Thank-you very much, Bart, for your opening gambit. It has given me a most enjoyable afternoon of delving deeply into the Gospel texts, and I really appreciate the written format of this debate, which allows space for considered reflection, study and learning, rather than the rhetorical tennis of some other formats of debate which, while they produce spectacle, rarely achieve deep insight either for the proponents or the onlookers.

I will now take the cases in the order in which you proposed them.


1. The case of Jairus’ daughter can, I think, be usefully looked at in terms of the Greek Text, Matthew’s practice of ‘telescoping’ stories about Jesus, and the emotional reality of the situation.

In Mark 5.23 we see that Jairus says ‘thugatrion mou eschatos echei.’ A wooden translation of this would be ‘my little daughter is at the end.’ In Matthew 9.18 we see that Jairus says ‘thugater mou arti eteleutesen.’ A wooden translation of this would be ‘my daughter just now died.’ But, the word ‘arti’ is not as rigid as one might think. It can mean ‘just now’ (immediate past), ‘now’ (immediate present), and it can also be used to suggest a sense of inevitable impending reality, as is the case in Matthew 3.15. This being the case, the word can be rendered ‘even now’. Also, while the word ‘eteleutesen’, being in the aorist tense, can simply be rendered ‘died’, it can also be used to create a sense of being at the very point of death, as is the case in Hebrews 11.22. So, a possible rendering of the sentence is ‘my daughter just now was at the point of death.’ So it seems to me that the Greek in both Mark and Matthew can be seen as creating a sense of impending inevitability.

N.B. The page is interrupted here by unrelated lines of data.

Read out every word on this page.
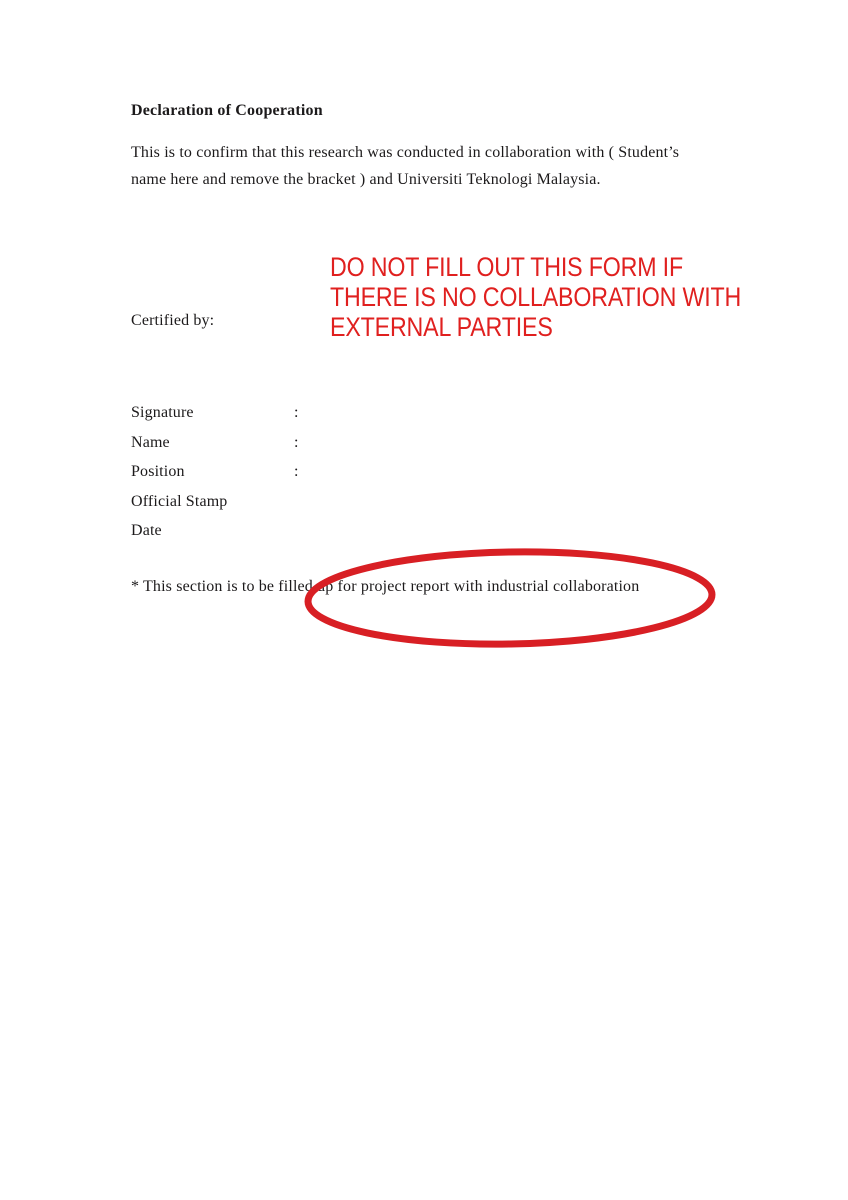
Declaration of Cooperation
This is to confirm that this research was conducted in collaboration with ( Student’s
name here and remove the bracket ) and Universiti Teknologi Malaysia.
DO NOT FILL OUT THIS FORM IF
THERE IS NO COLLABORATION WITH
EXTERNAL PARTIES
Certified by:
Signature	:
Name	:
Position	:
Official Stamp
Date
* This section is to be filled up for project report with industrial collaboration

Even if this is not the case, Matthew’s common practice of ‘telescoping’ or abbreviating the stories about Jesus (a common and very acceptable practice among ancient writers) can help us to see what is going on. Mark has Jairus pleading with Jesus to restore his daughter, then there is the intervening healing of the woman subject to bleeding, then messengers come to report that the daughter is dead, then Jesus goes to restore the daughter. Matthew abbreviates the story by cutting out the arrival of the messengers, and has, in one reading of the Greek, Jairus reporting his daughter’s death. Thus a two stage process has been trimmed down to one stage. Given that this was an acceptable ancient practice, and given that both accounts would have been circulating at the time, there is no sense of a particular problem here.